Before concluding this discussion, we wish to comment on how the present findings relate to the clinical literature, according to which the free event survival curves of mitral valve replacement in a five-year follow-up (but also 10 or 15 years) are very similar for mechanical bileaflet and bioprosthetic valves despite the superior haemodynamics of the latter claimed in this study. In the paper by Chikwe et al. (Reference Chikwe, Yuting, Chiang, Egorova, Itagaki and Adams2015), a cohort of 3433 patients, all in the age range 50–69 and with mitral disease requiring valve replacement, showed that indeed ‘no survival difference was observed between use of mechanical prosthetic and bioprosthetic mitral valves’. However, the breakdown of the data evidenced that the causes of deaths were very different for the two classes of prostheses with ‘the incidences of stroke and bleeding events … significantly higher in those who received mechanical prosthetic mitral valves’ and ‘the incidence of reoperation … lower in the mechanical prosthesis group’ (Chikwe et al. Reference Chikwe, Yuting, Chiang, Egorova, Itagaki and Adams2015). More quantitatively, for the bileaflet implantations, strokes accounted for 15 % of lethal events, while for bioprosthetic valves they were only 6.8 %, thus evidencing a higher propensity of the mechanical valves to thromboembolism. The other relevant difference is in the bleedings, which were 14.9 % for mechanical valves and 9 % for the biological ones; the increased bleeding is a consequence of the lifelong anticoagulant therapy that the recipients of mechanical valves have to take to prevent clot formation. On the other hand, bioprosthetic valves degenerate more rapidly, especially in non-elderly patients, and the deaths caused by reoperation amounted to 5 % for the mechanical and 11 % for the bioprosthetic valves. It appears that these numbers miraculously balance, so that the overall fatality rates are roughly the same (Chikwe et al. Reference Chikwe, Yuting, Chiang, Egorova, Itagaki and Adams2015).

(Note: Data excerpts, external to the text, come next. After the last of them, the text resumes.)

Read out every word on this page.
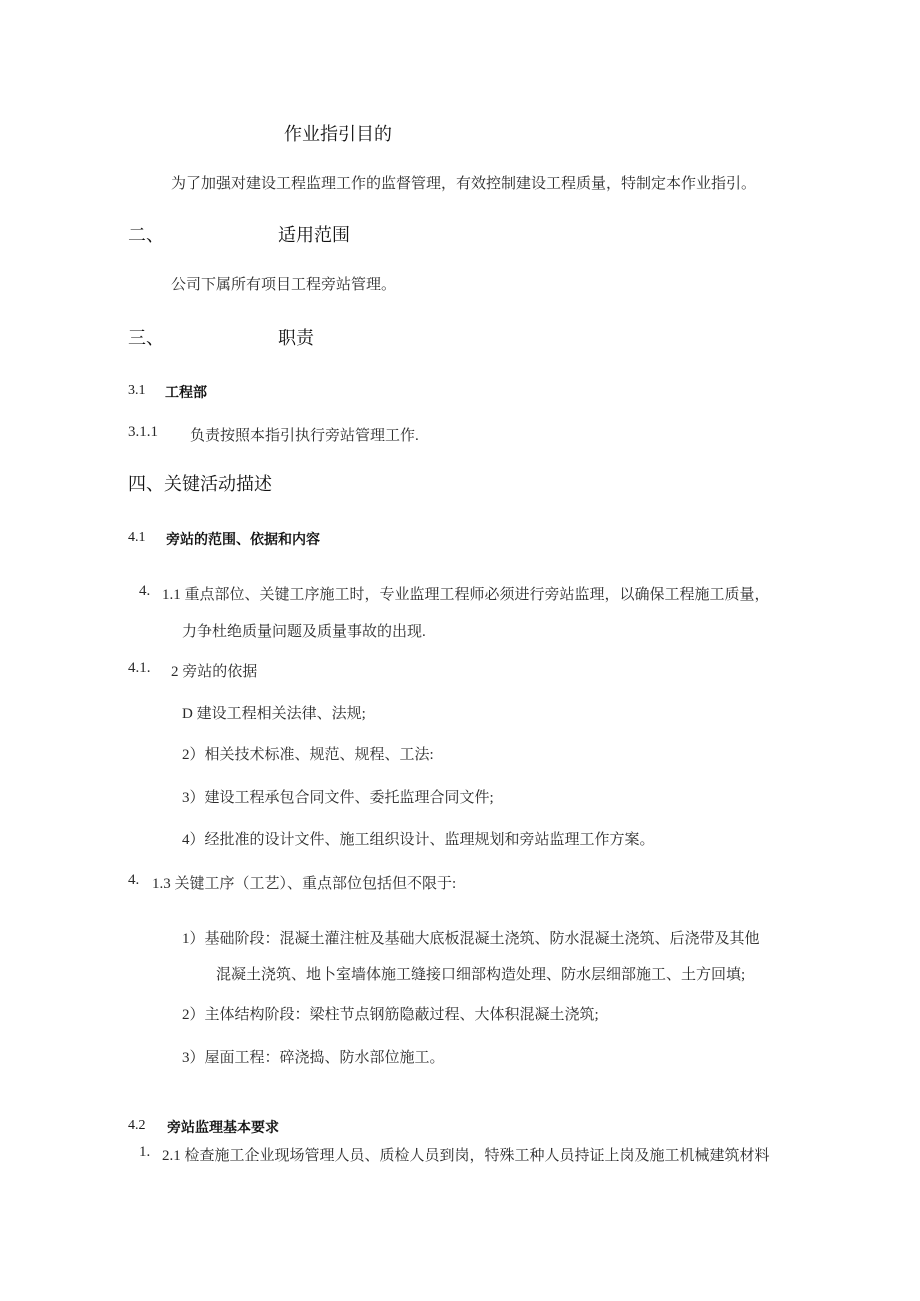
作业指引目的
为了加强对建设工程监理工作的监督管理，有效控制建设工程质量，特制定本作业指引。
二、	适用范围
公司下属所有项目工程旁站管理。
三、	职责
3.1 工程部
3.1.1 负责按照本指引执行旁站管理工作.
四、关键活动描述
4.1 旁站的范围、依据和内容
4. 1.1 重点部位、关键工序施工时，专业监理工程师必须进行旁站监理，以确保工程施工质量，
力争杜绝质量问题及质量事故的出现.
4.1. 2 旁站的依据
D 建设工程相关法律、法规;
2）相关技术标准、规范、规程、工法:
3）建设工程承包合同文件、委托监理合同文件;
4）经批准的设计文件、施工组织设计、监理规划和旁站监理工作方案。
4. 1.3 关键工序（工艺）、重点部位包括但不限于:
1）基础阶段：混凝土灌注桩及基础大底板混凝土浇筑、防水混凝土浇筑、后浇带及其他
混凝土浇筑、地卜室墙体施工缝接口细部构造处理、防水层细部施工、土方回填;
2）主体结构阶段：梁柱节点钢筋隐蔽过程、大体积混凝土浇筑;
3）屋面工程：碎浇捣、防水部位施工。
4.2 旁站监理基本要求
1. 2.1 检查施工企业现场管理人员、质检人员到岗，特殊工种人员持证上岗及施工机械建筑材料
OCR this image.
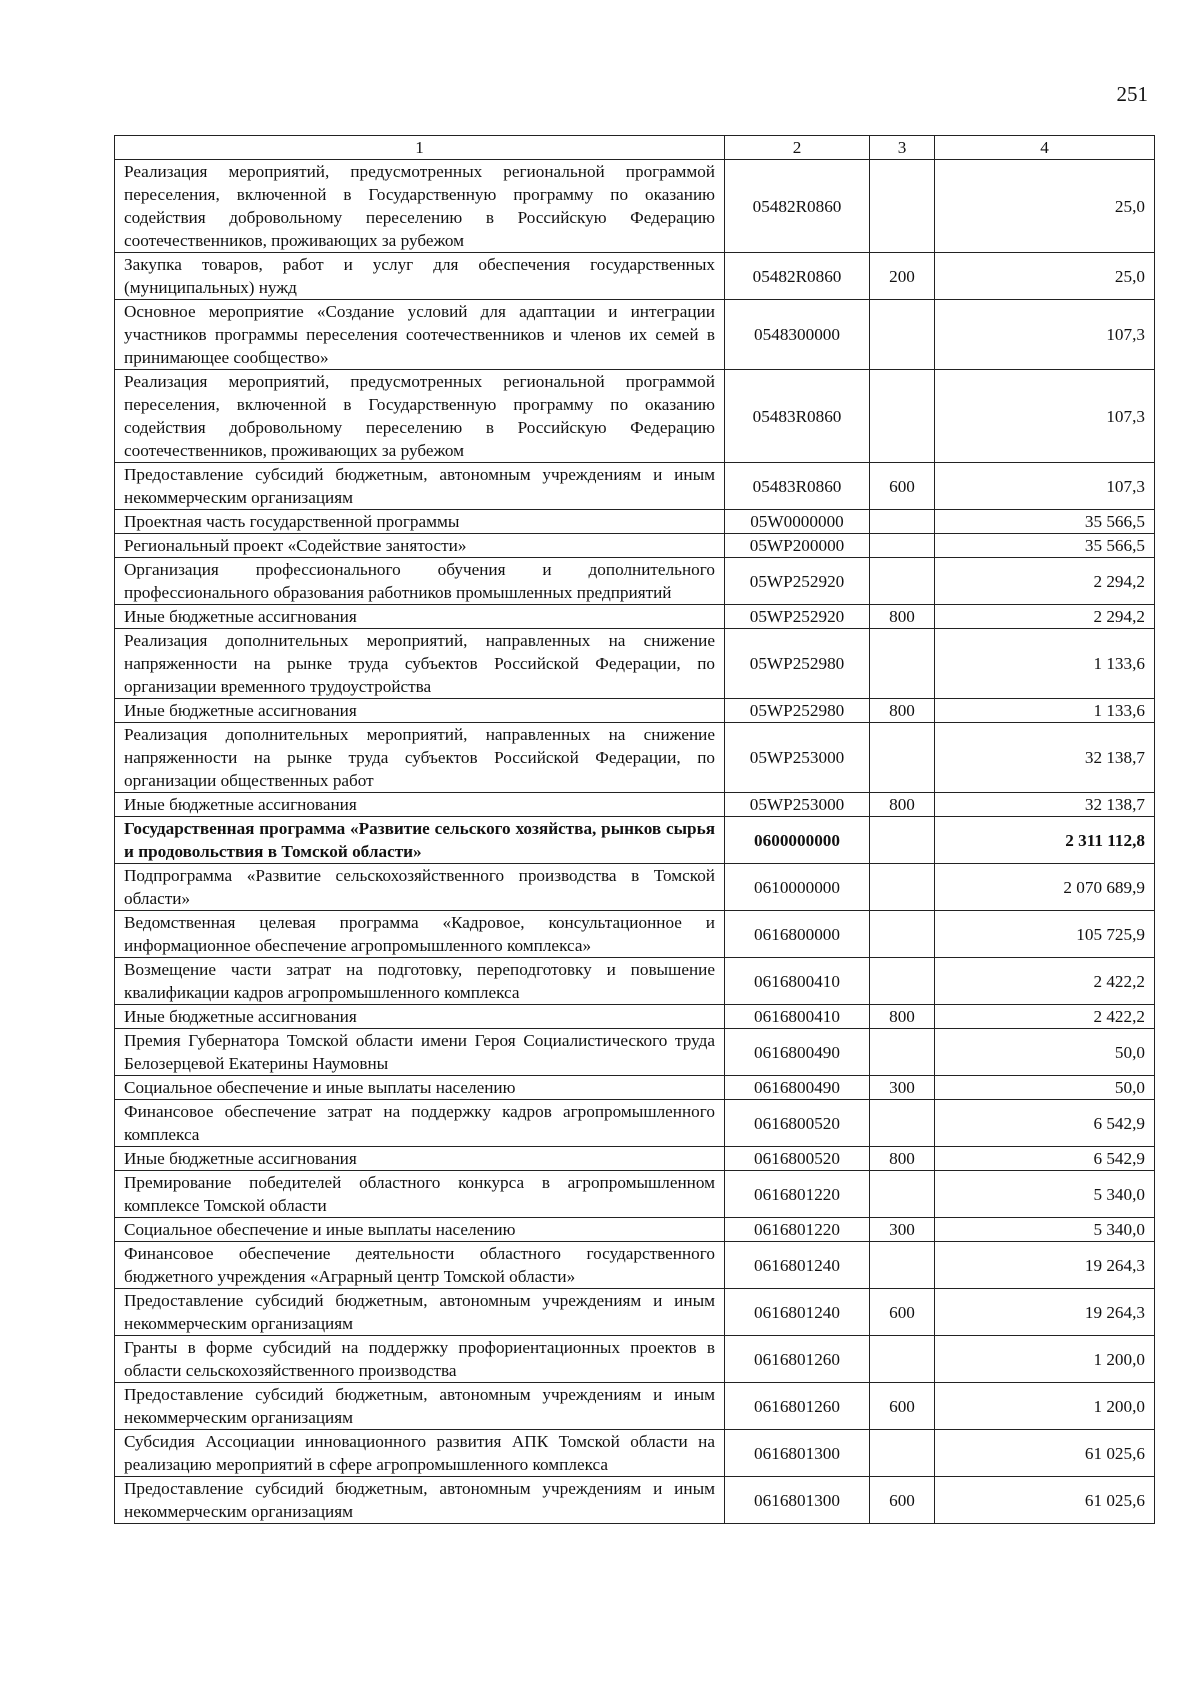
251
1	2	3	4
Реализация мероприятий, предусмотренных региональной программой переселения, включенной в Государственную программу по оказанию содействия добровольному переселению в Российскую Федерацию соотечественников, проживающих за рубежом	05482R0860		25,0
Закупка товаров, работ и услуг для обеспечения государственных (муниципальных) нужд	05482R0860	200	25,0
Основное мероприятие «Создание условий для адаптации и интеграции участников программы переселения соотечественников и членов их семей в принимающее сообщество»	0548300000		107,3
Реализация мероприятий, предусмотренных региональной программой переселения, включенной в Государственную программу по оказанию содействия добровольному переселению в Российскую Федерацию соотечественников, проживающих за рубежом	05483R0860		107,3
Предоставление субсидий бюджетным, автономным учреждениям и иным некоммерческим организациям	05483R0860	600	107,3
Проектная часть государственной программы	05W0000000		35 566,5
Региональный проект «Содействие занятости»	05WP200000		35 566,5
Организация профессионального обучения и дополнительного профессионального образования работников промышленных предприятий	05WP252920		2 294,2
Иные бюджетные ассигнования	05WP252920	800	2 294,2
Реализация дополнительных мероприятий, направленных на снижение напряженности на рынке труда субъектов Российской Федерации, по организации временного трудоустройства	05WP252980		1 133,6
Иные бюджетные ассигнования	05WP252980	800	1 133,6
Реализация дополнительных мероприятий, направленных на снижение напряженности на рынке труда субъектов Российской Федерации, по организации общественных работ	05WP253000		32 138,7
Иные бюджетные ассигнования	05WP253000	800	32 138,7
Государственная программа «Развитие сельского хозяйства, рынков сырья и продовольствия в Томской области»	0600000000		2 311 112,8
Подпрограмма «Развитие сельскохозяйственного производства в Томской области»	0610000000		2 070 689,9
Ведомственная целевая программа «Кадровое, консультационное и информационное обеспечение агропромышленного комплекса»	0616800000		105 725,9
Возмещение части затрат на подготовку, переподготовку и повышение квалификации кадров агропромышленного комплекса	0616800410		2 422,2
Иные бюджетные ассигнования	0616800410	800	2 422,2
Премия Губернатора Томской области имени Героя Социалистического труда Белозерцевой Екатерины Наумовны	0616800490		50,0
Социальное обеспечение и иные выплаты населению	0616800490	300	50,0
Финансовое обеспечение затрат на поддержку кадров агропромышленного комплекса	0616800520		6 542,9
Иные бюджетные ассигнования	0616800520	800	6 542,9
Премирование победителей областного конкурса в агропромышленном комплексе Томской области	0616801220		5 340,0
Социальное обеспечение и иные выплаты населению	0616801220	300	5 340,0
Финансовое обеспечение деятельности областного государственного бюджетного учреждения «Аграрный центр Томской области»	0616801240		19 264,3
Предоставление субсидий бюджетным, автономным учреждениям и иным некоммерческим организациям	0616801240	600	19 264,3
Гранты в форме субсидий на поддержку профориентационных проектов в области сельскохозяйственного производства	0616801260		1 200,0
Предоставление субсидий бюджетным, автономным учреждениям и иным некоммерческим организациям	0616801260	600	1 200,0
Субсидия Ассоциации инновационного развития АПК Томской области на реализацию мероприятий в сфере агропромышленного комплекса	0616801300		61 025,6
Предоставление субсидий бюджетным, автономным учреждениям и иным некоммерческим организациям	0616801300	600	61 025,6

Analogous figures come from Hammermeister et al. (Reference Hammermeister, Sethi, Henderson, Grover, Oprian and Rahimtoola2000), who analysed two groups of 88 and 93 patients who had the mitral valve replaced with a mechanical or a biological prosthesis respectively. The follow-up at 15 years showed that the fatality rate from any cause was almost the same (81 % versus 79 %), although the single causes were different, with 53 % of bleeding events for the mechanical valve and 31 % for the bioprosthesis, but 25 % versus 50 % for reoperation and 5 % versus 40 % for primary valve failure.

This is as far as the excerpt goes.